Contextualiser l’usage des ETP en gestion des RH

Dans les actualités, les budgets et les milieux de travail, on entend souvent parler d’ETP, à savoir des équivalents temps plein (ou « full‑time equivalent, FTE ») pour faire référence à une notion internationale de gestion de la main‑d’œuvre qui est apparue dans les années 1960 dans le monde anglo‑saxon pour normaliser la comparaison entre temps plein et temps partiel.

La terminologie est largement utilisée en Europe (avec la désignation « équivalent temps plein »), au Québec (avec « équivalent temps complet » ou ETC) et au Canada fédéral depuis plusieurs décennies, au moins depuis les années 1990 dans les documents de gestion et les comptes publics.

Au niveau fédéral canadien, le Secrétariat du Conseil du Trésor a formalisé l’utilisation des ETP dans les budgets de dépenses et les rapports ministériels (ETP prévus et ETP réels) comme mesure standard de l’effectif; des tableaux officiels existent pour 2006‑2007 à 2022‑2023 et au‑delà.

Il ne s’agit pas d’un concept importé récemment par une firme de consultants précise, mais plutôt de l’adaptation canadienne d’une métrique internationale de gestion du personnel largement répandue dans le secteur public et privé.

Est-ce qu’on doit s’interroger ou s’inquiéter de la montée en usage de cette manière de calculer cet aspect de la gestion des ressources humaines (RH)?

Pour certains, oui car il y a un risque réel de déshumanisation quand on parle uniquement en termes d’ETP sans rappeler qu’il s’agit de personnes mais le danger vient plus de la culture de gestion que de la métrique en soi.

L’ETP reste un outil comptable neutre; c’est la façon de l’utiliser (comme de réduire les travailleurs à des « charges » ou des « capacités ») qui peut contribuer à un regard dépersonnalisé sur le travail.

​Et à l’heure de la montée en force de l’IA, un tel potentiel de déshumanisation, dans le monde du travail, peut induire des inconforts pour les travailleurs sur les efforts desquels ces ETP reposent.

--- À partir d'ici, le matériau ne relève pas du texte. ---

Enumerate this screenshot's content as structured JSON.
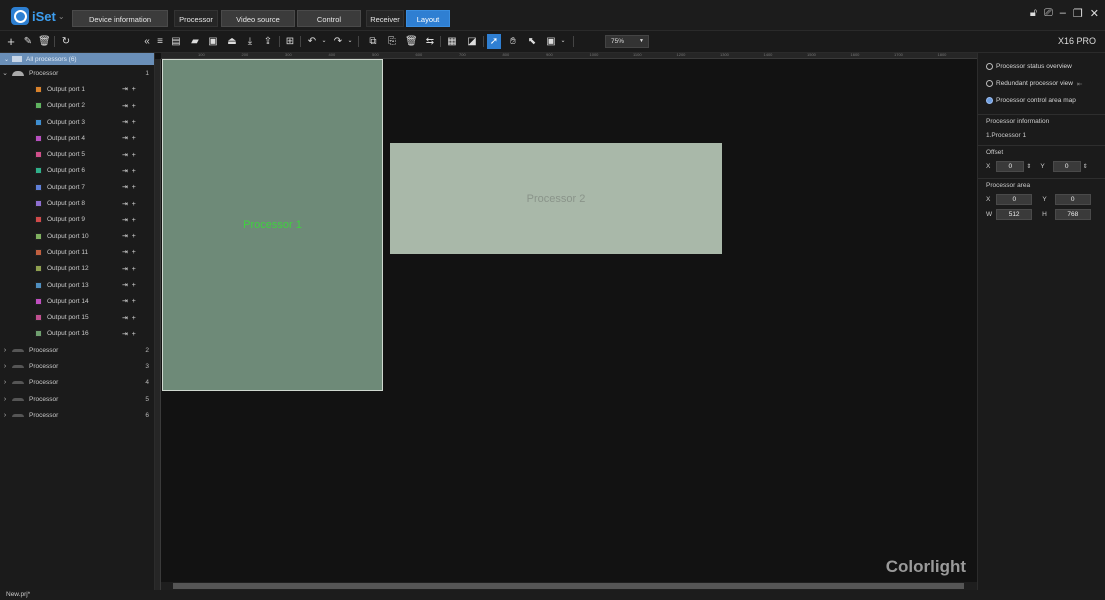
{
  "app": {
    "name": "iSet",
    "model": "X16 PRO",
    "brand_watermark": "Colorlight",
    "project_file": "New.prj*"
  },
  "tabs": [
    {
      "label": "Device information",
      "active": false
    },
    {
      "label": "Processor",
      "active": false,
      "group": true
    },
    {
      "label": "Video source",
      "active": false
    },
    {
      "label": "Control",
      "active": false
    },
    {
      "label": "Receiver",
      "active": false,
      "group": true
    },
    {
      "label": "Layout",
      "active": true
    }
  ],
  "toolbar": {
    "zoom": "75%"
  },
  "tree": {
    "header": "All processors (6)",
    "expanded_processor": {
      "label": "Processor",
      "number": "1"
    },
    "ports": [
      {
        "label": "Output port 1",
        "color": "#d9822b"
      },
      {
        "label": "Output port 2",
        "color": "#5fb35f"
      },
      {
        "label": "Output port 3",
        "color": "#3e8ed0"
      },
      {
        "label": "Output port 4",
        "color": "#b84fc0"
      },
      {
        "label": "Output port 5",
        "color": "#d04f8a"
      },
      {
        "label": "Output port 6",
        "color": "#2fb08a"
      },
      {
        "label": "Output port 7",
        "color": "#5f7fd8"
      },
      {
        "label": "Output port 8",
        "color": "#8f6fd0"
      },
      {
        "label": "Output port 9",
        "color": "#d04a4a"
      },
      {
        "label": "Output port 10",
        "color": "#7fb05f"
      },
      {
        "label": "Output port 11",
        "color": "#c05f3f"
      },
      {
        "label": "Output port 12",
        "color": "#8fa04f"
      },
      {
        "label": "Output port 13",
        "color": "#4f8fc0"
      },
      {
        "label": "Output port 14",
        "color": "#c04fc0"
      },
      {
        "label": "Output port 15",
        "color": "#c04f8f"
      },
      {
        "label": "Output port 16",
        "color": "#6f9f6f"
      }
    ],
    "collapsed": [
      {
        "label": "Processor",
        "number": "2"
      },
      {
        "label": "Processor",
        "number": "3"
      },
      {
        "label": "Processor",
        "number": "4"
      },
      {
        "label": "Processor",
        "number": "5"
      },
      {
        "label": "Processor",
        "number": "6"
      }
    ]
  },
  "canvas": {
    "rulers": [
      "100",
      "200",
      "300",
      "400",
      "500",
      "600",
      "700",
      "800",
      "900",
      "1000",
      "1100",
      "1200",
      "1300",
      "1400",
      "1500",
      "1600",
      "1700",
      "1800"
    ],
    "regions": [
      {
        "label": "Processor 1",
        "fill": "#6e8a78",
        "text_color": "#3fd23f"
      },
      {
        "label": "Processor 2",
        "fill": "#a9b8a9",
        "text_color": "#8a948a"
      }
    ]
  },
  "right": {
    "views": [
      {
        "label": "Processor status overview",
        "selected": false
      },
      {
        "label": "Redundant processor view",
        "selected": false
      },
      {
        "label": "Processor control area map",
        "selected": true
      }
    ],
    "info_title": "Processor information",
    "info_value": "1.Processor 1",
    "offset_title": "Offset",
    "offset": {
      "x_label": "X",
      "x": "0",
      "y_label": "Y",
      "y": "0"
    },
    "area_title": "Processor area",
    "area": {
      "x_label": "X",
      "x": "0",
      "y_label": "Y",
      "y": "0",
      "w_label": "W",
      "w": "512",
      "h_label": "H",
      "h": "768"
    }
  }
}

Comment l’ETP peut déshumaniser

Plusieurs analyses en gestion et en santé au travail montrent que, lorsque le discours managérial se réduit à des indicateurs quantitatifs (productivité par ETP, coûts par ETP), la dimension humaine du travail (sens, relations, santé mentale) tend à être reléguée à l’arrière‑plan.

Des auteurs parlent alors d’une tendance à voir les personnes comme des « ressources » interchangeables plutôt que comme des individus avec des besoins, des limites et un sens du travail.

La digitalisation et l’usage massif d’outils analytiques renforcent parfois ce biais: certaines critiques soulignent qu’un pilotage entièrement chiffré (ETP, KPI, tableaux de bord) peut accentuer la perception d’un système froid où l’on gère des volumes et non des êtres humains.

Ce risque est jugé particulièrement important quand les indicateurs servent à justifier des compressions ou à intensifier le travail sans discussion sur les impacts humains.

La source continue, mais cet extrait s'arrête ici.